Caroline m’inquiète vivement, chère Juliette, je crains qu’elle ne tombe tout-à-coup en langueur ; personne ici n’a l’air de remarquer son changement, et cependant il est visible. J’en ai parlé à madame de Gercourt : tu ne devinerais jamais de quelle manière elle ma répondu quand je lui ai demandé si tout ce que paraissait éprouver Caroline ne serait pas l’effet d’une passion malheureuse ?
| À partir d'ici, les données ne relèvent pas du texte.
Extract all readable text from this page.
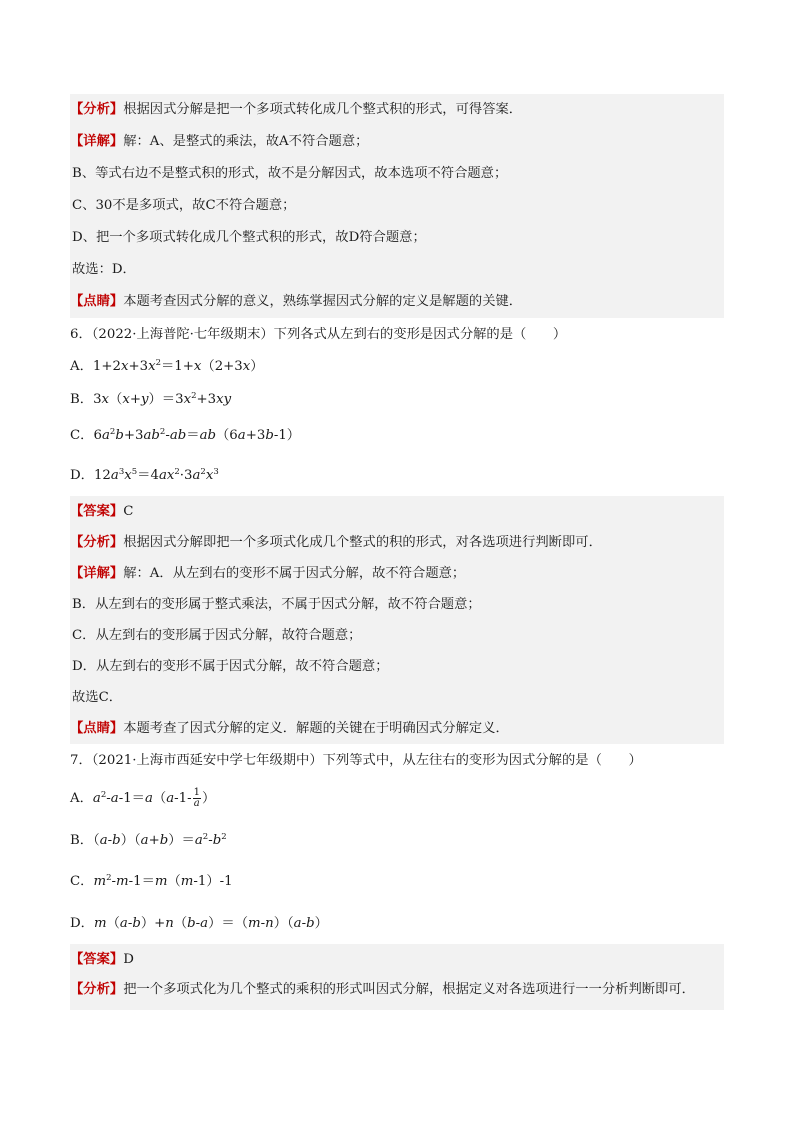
【分析】根据因式分解是把一个多项式转化成几个整式积的形式，可得答案．
【详解】解：A、是整式的乘法，故A不符合题意；
B、等式右边不是整式积的形式，故不是分解因式，故本选项不符合题意；
C、30不是多项式，故C不符合题意；
D、把一个多项式转化成几个整式积的形式，故D符合题意；
故选：D．
【点睛】本题考查因式分解的意义，熟练掌握因式分解的定义是解题的关键．
6．（2022·上海普陀·七年级期末）下列各式从左到右的变形是因式分解的是（　　）
A．$1+2x+3x^2=1+x(2+3x)$
B．$3x(x+y)=3x^2+3xy$
C．$6a^2b+3ab^2-ab=ab(6a+3b-1)$
D．$12a^3x^5=4ax^2\cdot 3a^2x^3$
【答案】C
【分析】根据因式分解即把一个多项式化成几个整式的积的形式，对各选项进行判断即可．
【详解】解：A．从左到右的变形不属于因式分解，故不符合题意；
B．从左到右的变形属于整式乘法，不属于因式分解，故不符合题意；
C．从左到右的变形属于因式分解，故符合题意；
D．从左到右的变形不属于因式分解，故不符合题意；
故选C．
【点睛】本题考查了因式分解的定义．解题的关键在于明确因式分解定义．
7．（2021·上海市西延安中学七年级期中）下列等式中，从左往右的变形为因式分解的是（　　）
A．$a^2-a-1=a(a-1- \frac{1}{a}$ ）
B．$(a-b)(a+b)=a^2-b^2$
C．$m^2-m-1=m(m-1)-1$
D．m（a-b）+n（b-a）＝（m-n）（a-b）
【答案】D
【分析】把一个多项式化为几个整式的乘积的形式叫因式分解，根据定义对各选项进行一一分析判断即可．
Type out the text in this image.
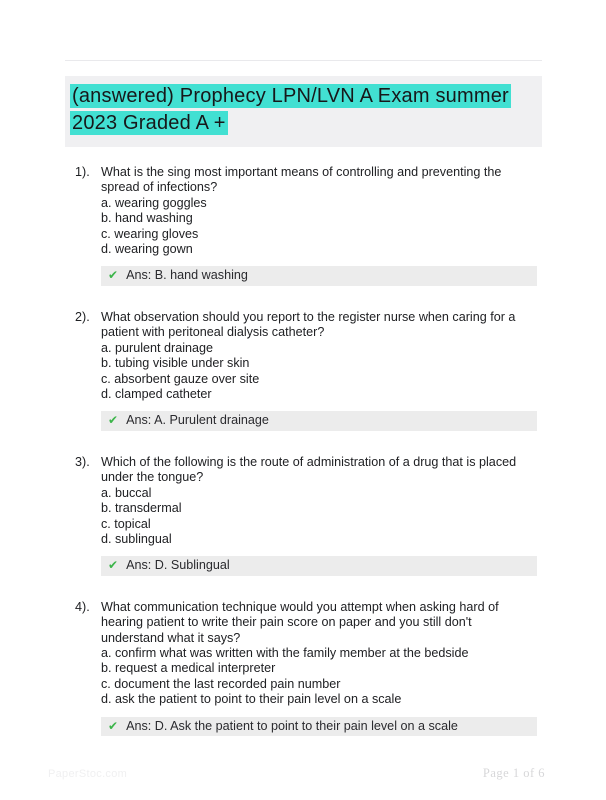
(answered) Prophecy LPN/LVN A Exam summer 2023 Graded A +
1). What is the sing most important means of controlling and preventing the spread of infections?
a. wearing goggles
b. hand washing
c. wearing gloves
d. wearing gown
✔ Ans: B. hand washing
2). What observation should you report to the register nurse when caring for a patient with peritoneal dialysis catheter?
a. purulent drainage
b. tubing visible under skin
c. absorbent gauze over site
d. clamped catheter
✔ Ans: A. Purulent drainage
3). Which of the following is the route of administration of a drug that is placed under the tongue?
a. buccal
b. transdermal
c. topical
d. sublingual
✔ Ans: D. Sublingual
4). What communication technique would you attempt when asking hard of hearing patient to write their pain score on paper and you still don't understand what it says?
a. confirm what was written with the family member at the bedside
b. request a medical interpreter
c. document the last recorded pain number
d. ask the patient to point to their pain level on a scale
✔ Ans: D. Ask the patient to point to their pain level on a scale
PaperStoc.com	Page 1 of 6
— Vous plaisantez, m’a-t-elle dit ? Auriez-vous la bonhomie de croire à ces grandes passions, dont tant d’auteurs romanesques se sont plu à nous faire des peintures exagérées, et que plusieurs prétendus philosophes ont traitées avec toute l’importance dûe à la réalité ? Vous ne savez donc pas, ma chère, que l’amour n’existe que dans l’imagination ! Avez-vous jamais entendu dire que des sauvages ou des paysans fussent morts victimes de ce que nous appelons une grande passion ? C’est à la cour, c’est dans les villes capitales, que l’amour joue un aussi grand rôle !

— Mais, lui ai-je répondu, j’ai été témoin de plusieurs traits qui démentent ce que vous avancez.